La mer
Jules Michelet

Grande, très grande différence entre les deux éléments : la terre est muette, et l'Océan parle. L'Océan est une voix. Il parle aux astres lointains, répond à leur mouvement dans sa langue grave et solennelle. Il parle à la terre, au rivage, d'un accent pathétique, dialogue avec leurs échos ; plaintif, menaçant tour à tour, il gronde ou soupire. Il s'adresse à l'homme surtout. Comme il est le creuset fécond où la création commença et continue dans sa puissance, il en a la vivante éloquence ; c'est la vie qui parle à la vie. Les êtres qui, par millions, milliards, naissent de lui, ce sont ses paroles. La mer de lait dont ils sortent, la féconde gelée marine, avant même de s'organiser, blanche, écumante, elle parle. Tout cela ensemble, mêlé, c'est la grande voix de l'Océan.
Que dit-il ? Il dit la vie, la métamorphose éternelle. Il dit l'existence fluide. Il fait honte aux ambitions pétrifiées de la vie terrestre.
Que dit-il ? Immortalité. Une force indomptable de vie est au plus bas de la nature. Combien plus au plus haut, dans l'âme !
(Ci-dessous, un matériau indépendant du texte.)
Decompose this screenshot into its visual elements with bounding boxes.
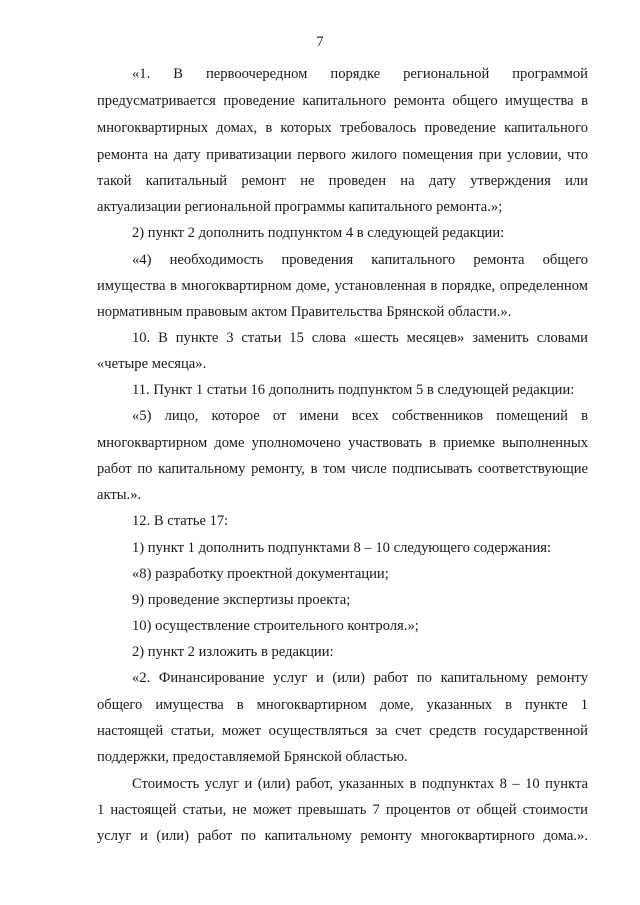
text-line: «4) необходимость проведения капитального ремонта общего (132, 252, 588, 268)
page-number: 7 (316, 34, 324, 50)
text-line: 10. В пункте 3 статьи 15 слова «шесть месяцев» заменить словами (132, 330, 588, 346)
text-line: такой капитальный ремонт не проведен на дату утверждения или (97, 173, 588, 189)
text-line: поддержки, предоставляемой Брянской областью. (97, 749, 408, 765)
text-line: 9) проведение экспертизы проекта; (132, 592, 351, 608)
text-line: 1 настоящей статьи, не может превышать 7 процентов от общей стоимости (97, 802, 588, 818)
text-line: общего имущества в многоквартирном доме, указанных в пункте 1 (97, 697, 588, 713)
text-line: настоящей статьи, может осуществляться за счет средств государственной (97, 723, 588, 739)
text-line: акты.». (97, 487, 142, 503)
text-line: 11. Пункт 1 статьи 16 дополнить подпунктом 5 в следующей редакции: (132, 382, 575, 398)
text-line: «5) лицо, которое от имени всех собственников помещений в (132, 408, 588, 424)
text-line: ремонта на дату приватизации первого жилого помещения при условии, что (97, 147, 588, 163)
text-line: «8) разработку проектной документации; (132, 566, 389, 582)
text-line: 2) пункт 2 дополнить подпунктом 4 в следующей редакции: (132, 225, 505, 241)
text-line: 1) пункт 1 дополнить подпунктами 8 – 10 следующего содержания: (132, 540, 552, 556)
text-line: Стоимость услуг и (или) работ, указанных в подпунктах 8 – 10 пункта (132, 776, 588, 792)
text-line: «четыре месяца». (97, 356, 207, 372)
text-line: имущества в многоквартирном доме, установленная в порядке, определенном (97, 278, 588, 294)
text-line: 2) пункт 2 изложить в редакции: (132, 644, 334, 660)
text-line: «1. В первоочередном порядке региональной программой (132, 66, 588, 82)
text-line: работ по капитальному ремонту, в том числе подписывать соответствующие (97, 461, 588, 477)
text-line: многоквартирных домах, в которых требовалось проведение капитального (97, 120, 588, 136)
text-line: актуализации региональной программы капитального ремонта.»; (97, 199, 503, 215)
text-line: услуг и (или) работ по капитальному ремонту многоквартирного дома.». (97, 828, 588, 844)
text-line: 12. В статье 17: (132, 513, 229, 529)
text-line: предусматривается проведение капитального ремонта общего имущества в (97, 93, 588, 109)
text-line: нормативным правовым актом Правительства Брянской области.». (97, 304, 512, 320)
text-line: «2. Финансирование услуг и (или) работ по капитальному ремонту (132, 670, 588, 686)
text-line: многоквартирном доме уполномочено участвовать в приемке выполненных (97, 435, 588, 451)
text-line: 10) осуществление строительного контроля.»; (132, 618, 419, 634)
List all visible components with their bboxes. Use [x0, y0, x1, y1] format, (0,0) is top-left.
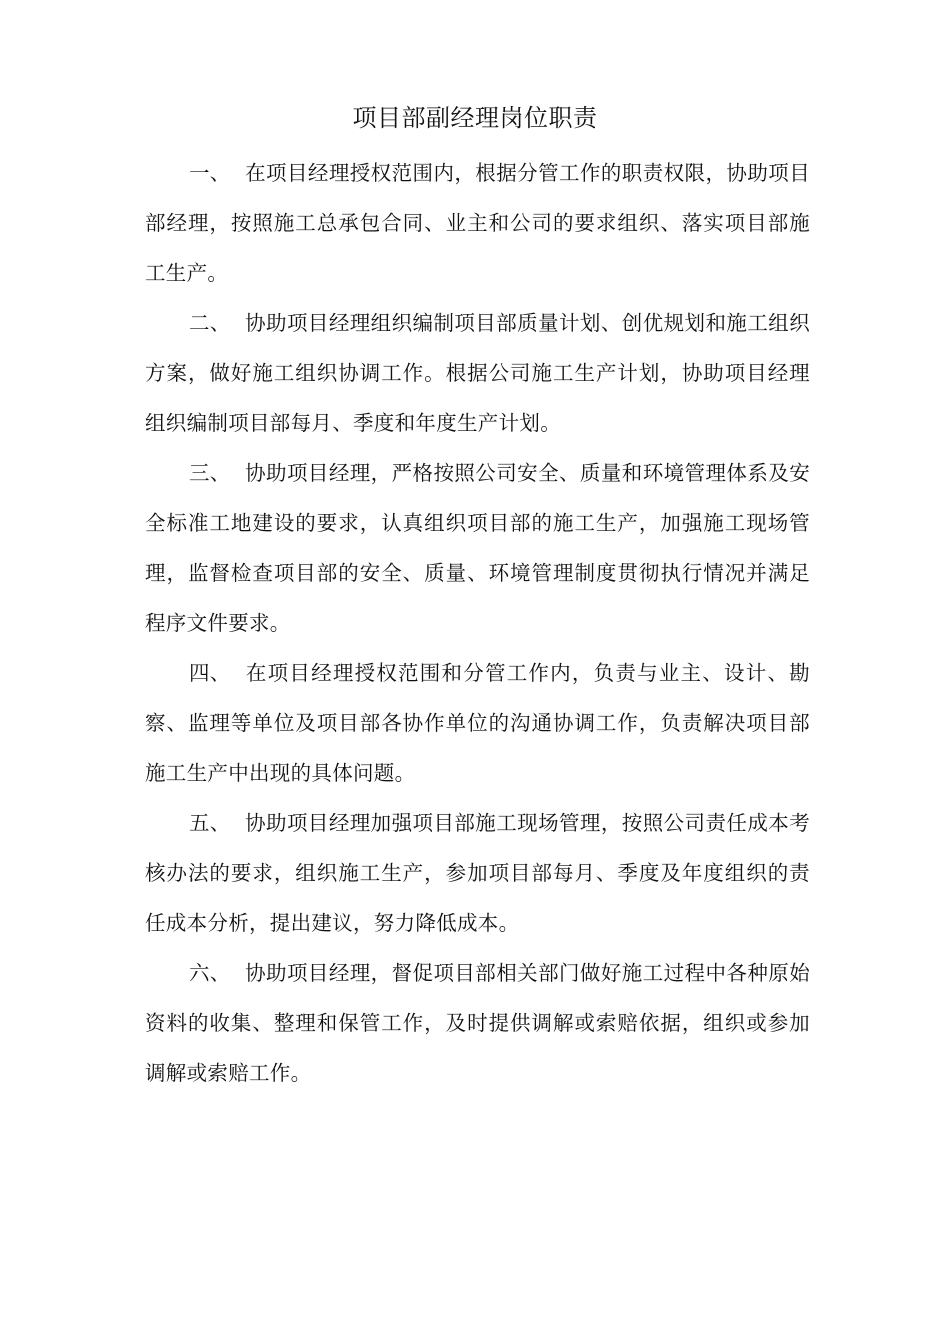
duty-paragraph-2 [145, 298, 810, 448]
document-title: 项目部副经理岗位职责 [352, 104, 598, 132]
paragraph-text: 协助项目经理加强项目部施工现场管理，按照公司责任成本考核办法的要求，组织施工生产，参加项目部每月、季度及年度组织的责任成本分析，提出建议，努力降低成本。 [145, 811, 810, 935]
paragraph-text: 协助项目经理组织编制项目部质量计划、创优规划和施工组织方案，做好施工组织协调工作。根据公司施工生产计划，协助项目经理组织编制项目部每月、季度和年度生产计划。 [145, 311, 810, 435]
duty-paragraph-6 [145, 948, 810, 1098]
duty-paragraph-5 [145, 798, 810, 948]
paragraph-number: 二、 [189, 311, 231, 335]
paragraph-text: 在项目经理授权范围内，根据分管工作的职责权限，协助项目部经理，按照施工总承包合同、业主和公司的要求组织、落实项目部施工生产。 [145, 161, 810, 285]
paragraph-text: 协助项目经理，严格按照公司安全、质量和环境管理体系及安全标准工地建设的要求，认真组织项目部的施工生产，加强施工现场管理，监督检查项目部的安全、质量、环境管理制度贯彻执行情况并满足程序文件要求。 [145, 461, 810, 635]
paragraph-number: 四、 [189, 661, 231, 685]
paragraph-text: 协助项目经理，督促项目部相关部门做好施工过程中各种原始资料的收集、整理和保管工作，及时提供调解或索赔依据，组织或参加调解或索赔工作。 [145, 961, 810, 1085]
duty-paragraph-3 [145, 448, 810, 648]
paragraph-text: 在项目经理授权范围和分管工作内，负责与业主、设计、勘察、监理等单位及项目部各协作单位的沟通协调工作，负责解决项目部施工生产中出现的具体问题。 [145, 661, 810, 785]
duty-paragraph-4 [145, 648, 810, 798]
paragraph-number: 一、 [189, 161, 231, 185]
duty-paragraph-1 [145, 148, 810, 298]
document-body [145, 148, 810, 1098]
paragraph-number: 五、 [189, 811, 231, 835]
paragraph-number: 三、 [189, 461, 231, 485]
paragraph-number: 六、 [189, 961, 231, 985]
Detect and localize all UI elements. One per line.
Que dit-il ? Solidarité. Acceptons le rapide échange qui, dans l'individu, existe entre ses éléments divers. Acceptons la loi supérieure qui unit les membres vivants d'un même corps : humanité. Et, au-dessus, la loi suprême qui nous fait coopérer, créer, avec la grande Ame, associés (dans notre mesure) à l'aimante Harmonie du monde, solidaires dans la vie de Dieu.